Ella no dejó que terminara lo que intentaba decir:
—Ni siquiera leí la novela, pero ¡trabajo, es trabajo! —Alzó un trozo de la pasta que se deshizo en el aire y cayó salpicando con densas gotas de salsa los papeles que separaban ambos platos. Ella se levantó de un salto y buscó en sus bolsillos un pañuelo, algo con qué limpiar el tomate que parecía una herida.
El escritor, que la había mirado estupefacto, se levantó de pronto.
—¡No hay problema!, no te preocupes, son sólo unas notas —tomó una servilleta de papel y, sin pensar, la pasó torpemente sobre la mancha. Las letras, las palabras, la escritura se extendió en una mancha mayor, confusa, indefinida, ilegible, húmeda.
—Lo siento, lo siento —dijo ella sin saber qué hacer—. Creo que lo arruiné todo.
El escritor agarró los papeles, los dobló, arrugó y los tiró al cesto de mimbre que esperaba en un rincón.
—Ya ves —dijo—, no tiene importancia.
—Creo que es mejor que me duerma —dijo ella— estoy cansada por el viaje.
El escritor preparó la cama.
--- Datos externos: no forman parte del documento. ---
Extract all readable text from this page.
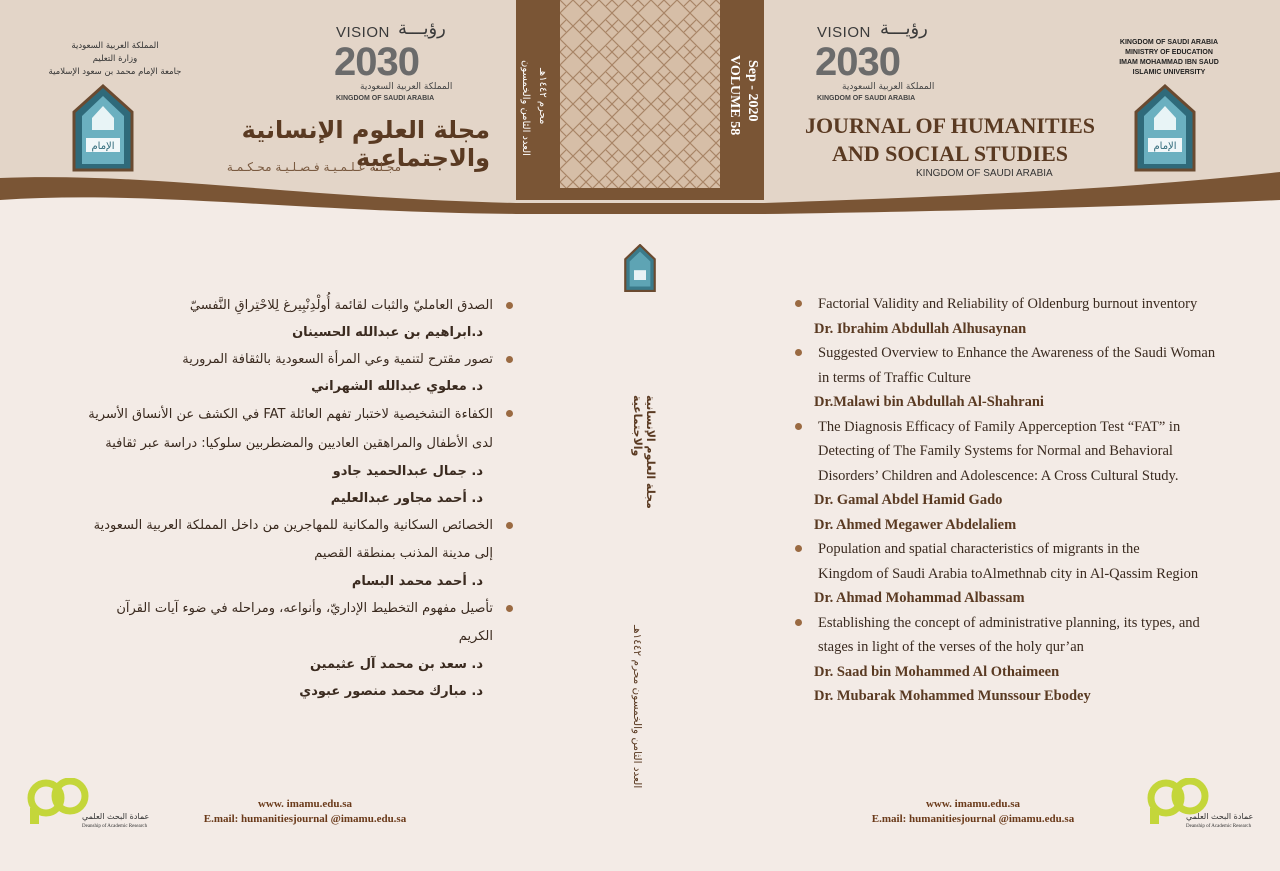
العدد الثامن والخمسون محرم ١٤٤٢هـ	VOLUME 58 Sep - 2020
مجلة العلوم الإنسانية والاجتماعية
العدد الثامن والخمسون محرم ١٤٤٢هـ
المملكة العربية السعودية
وزارة التعليم
جامعة الإمام محمد بن سعود الإسلامية
ﺍﻹﻣﺎﻡ
VISION رؤيـــة
2030
المملكة العربية السعودية
KINGDOM OF SAUDI ARABIA
مجلة العلوم الإنسانية والاجتماعية
مجـلـة عـلـمـيـة فـصـلـيـة محـكـمـة
VISION رؤيـــة
2030
المملكة العربية السعودية
KINGDOM OF SAUDI ARABIA
KINGDOM OF SAUDI ARABIA
MINISTRY OF EDUCATION
IMAM MOHAMMAD IBN SAUD
ISLAMIC UNIVERSITY
ﺍﻹﻣﺎﻡ
JOURNAL OF HUMANITIES
AND SOCIAL STUDIES
KINGDOM OF SAUDI ARABIA
Factorial Validity and Reliability of Oldenburg burnout inventory
Dr. Ibrahim Abdullah Alhusaynan
Suggested Overview to Enhance the Awareness of the Saudi Woman
in terms of Traffic Culture
Dr.Malawi bin Abdullah Al-Shahrani
The Diagnosis Efficacy of Family Apperception Test “FAT” in
Detecting of The Family Systems for Normal and Behavioral
Disorders’ Children and Adolescence: A Cross Cultural Study.
Dr. Gamal Abdel Hamid Gado
Dr. Ahmed Megawer Abdelaliem
Population and spatial characteristics of migrants in the
Kingdom of Saudi Arabia toAlmethnab city in Al-Qassim Region
Dr. Ahmad Mohammad Albassam
Establishing the concept of administrative planning, its types, and
stages in light of the verses of the holy qur’an
Dr. Saad bin Mohammed Al Othaimeen
Dr. Mubarak Mohammed Munssour Ebodey
الصدق العامليّ والثبات لقائمة أُولْدِنْبِيرغ لِلاحْتِراقِ النَّفسيّ
د.ابراهيم بن عبدالله الحسينان
تصور مقترح لتنمية وعي المرأة السعودية بالثقافة المرورية
د. معلوي عبدالله الشهراني
الكفاءة التشخيصية لاختبار تفهم العائلة FAT في الكشف عن الأنساق الأسرية لدى الأطفال والمراهقين العاديين والمضطربين سلوكيا: دراسة عبر ثقافية
د. جمال عبدالحميد جادو
د. أحمد مجاور عبدالعليم
الخصائص السكانية والمكانية للمهاجرين من داخل المملكة العربية السعودية إلى مدينة المذنب بمنطقة القصيم
د. أحمد محمد البسام
تأصيل مفهوم التخطيط الإداريّ، وأنواعه، ومراحله في ضوء آيات القرآن الكريم
د. سعد بن محمد آل عثيمين
د. مبارك محمد منصور عبودي
عمادة البحث العلمي
Deanship of Academic Research
www. imamu.edu.sa
E.mail: humanitiesjournal @imamu.edu.sa
www. imamu.edu.sa
E.mail: humanitiesjournal @imamu.edu.sa	عمادة البحث العلمي
Deanship of Academic Research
Ella se quitó los zapatos, se acostó vestida y le dijo: “Buenas noches, espero que duermas bien”.
Desde su cama, inquieto, él se animó a preguntar:
—No me dijiste tu nombre.
Ella giró y se arropó hasta el cuello buscando su lugar:
—Georgina —dijo, y el silencio, más denso que la noche, cayó invadiendo los ojos abiertos del escritor.

Mezclado el nuevo día con la sombra, suavemente ondulaba su luz impetuosa sobre el rostro de Georgina, despertándola.
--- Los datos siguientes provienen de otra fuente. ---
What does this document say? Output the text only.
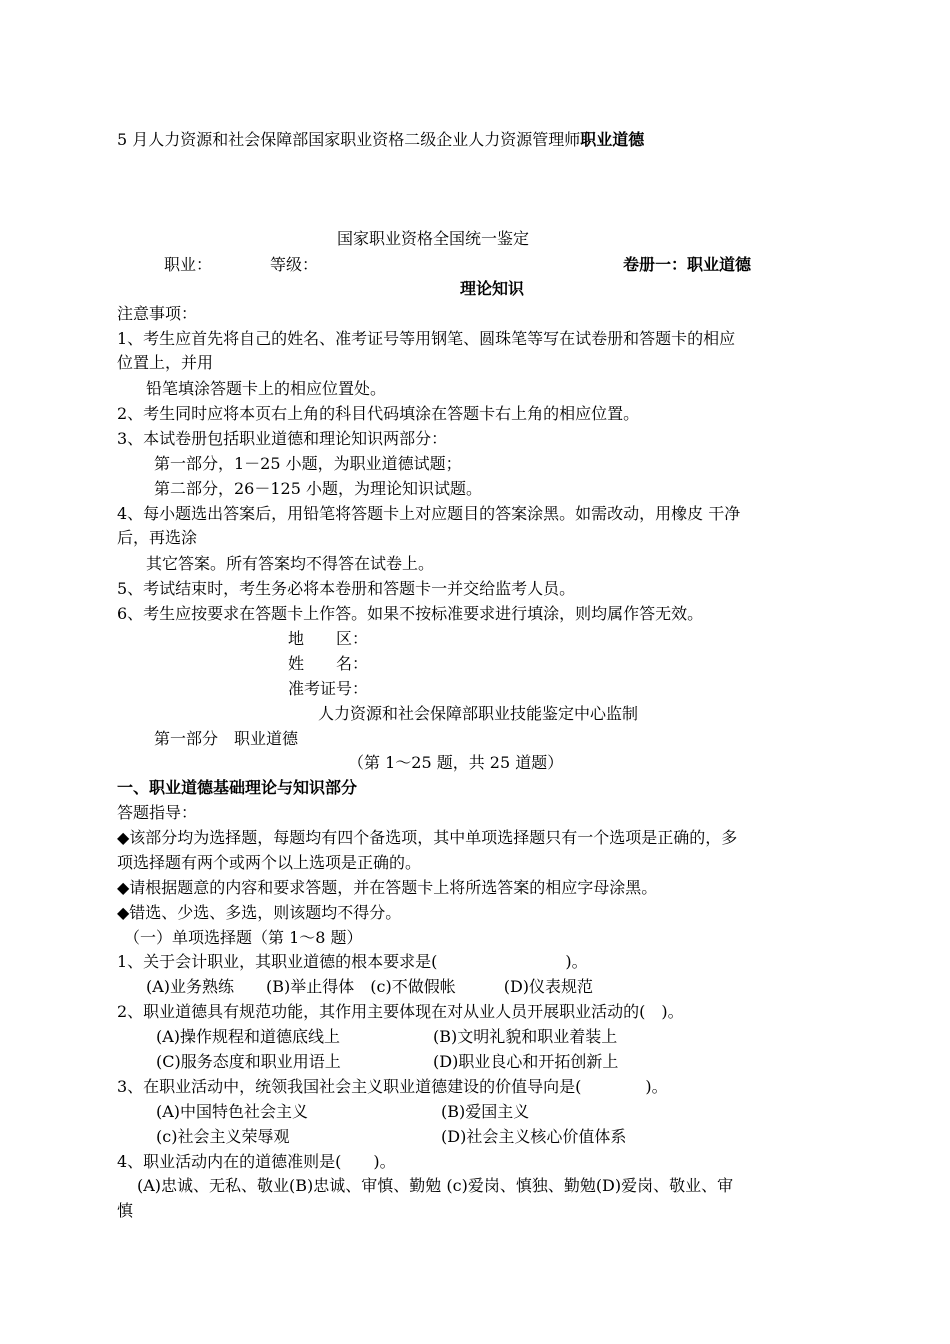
5 月人力资源和社会保障部国家职业资格二级企业人力资源管理师职业道德
国家职业资格全国统一鉴定
职业：	等级：	卷册一：职业道德
理论知识
注意事项：
1、考生应首先将自己的姓名、准考证号等用钢笔、圆珠笔等写在试卷册和答题卡的相应
位置上，并用
铅笔填涂答题卡上的相应位置处。
2、考生同时应将本页右上角的科目代码填涂在答题卡右上角的相应位置。
3、本试卷册包括职业道德和理论知识两部分：
第一部分，1－25 小题，为职业道德试题；
第二部分，26－125 小题，为理论知识试题。
4、每小题选出答案后，用铅笔将答题卡上对应题目的答案涂黑。如需改动，用橡皮 干净
后，再选涂
其它答案。所有答案均不得答在试卷上。
5、考试结束时，考生务必将本卷册和答题卡一并交给监考人员。
6、考生应按要求在答题卡上作答。如果不按标准要求进行填涂，则均属作答无效。
地　　区：
姓　　名：
准考证号：
人力资源和社会保障部职业技能鉴定中心监制
第一部分　职业道德
（第 1～25 题，共 25 道题）
一、职业道德基础理论与知识部分
答题指导：
◆该部分均为选择题，每题均有四个备选项，其中单项选择题只有一个选项是正确的，多
项选择题有两个或两个以上选项是正确的。
◆请根据题意的内容和要求答题，并在答题卡上将所选答案的相应字母涂黑。
◆错选、少选、多选，则该题均不得分。
（一）单项选择题（第 1～8 题）
1、关于会计职业，其职业道德的根本要求是(　　　　　　　　)。
(A)业务熟练　　(B)举止得体　(c)不做假帐　　　(D)仪表规范
2、职业道德具有规范功能，其作用主要体现在对从业人员开展职业活动的(　)。
(A)操作规程和道德底线上	(B)文明礼貌和职业着装上
(C)服务态度和职业用语上	(D)职业良心和开拓创新上
3、在职业活动中，统领我国社会主义职业道德建设的价值导向是(　　　　)。
(A)中国特色社会主义	(B)爱国主义
(c)社会主义荣辱观	(D)社会主义核心价值体系
4、职业活动内在的道德准则是(　　)。
(A)忠诚、无私、敬业(B)忠诚、审慎、勤勉 (c)爱岗、慎独、勤勉(D)爱岗、敬业、审
慎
El escritor, sentado frente a ella, la miraba. Ella se levantó y se sintió incómoda al verlo:
—Debo irme —dijo, levantándose de un salto—. Gracias de nuevo. Estaré en el pueblo.
El salió tras ella y se detuvo en la puerta.
Antes de entrar en el carro, ella lo miró y agitó el adiós con la mano, repitió: “¡Gracias!”.
El escritor alzó su mano abierta y miró perderse en la arboleda la peta azul de Georgina.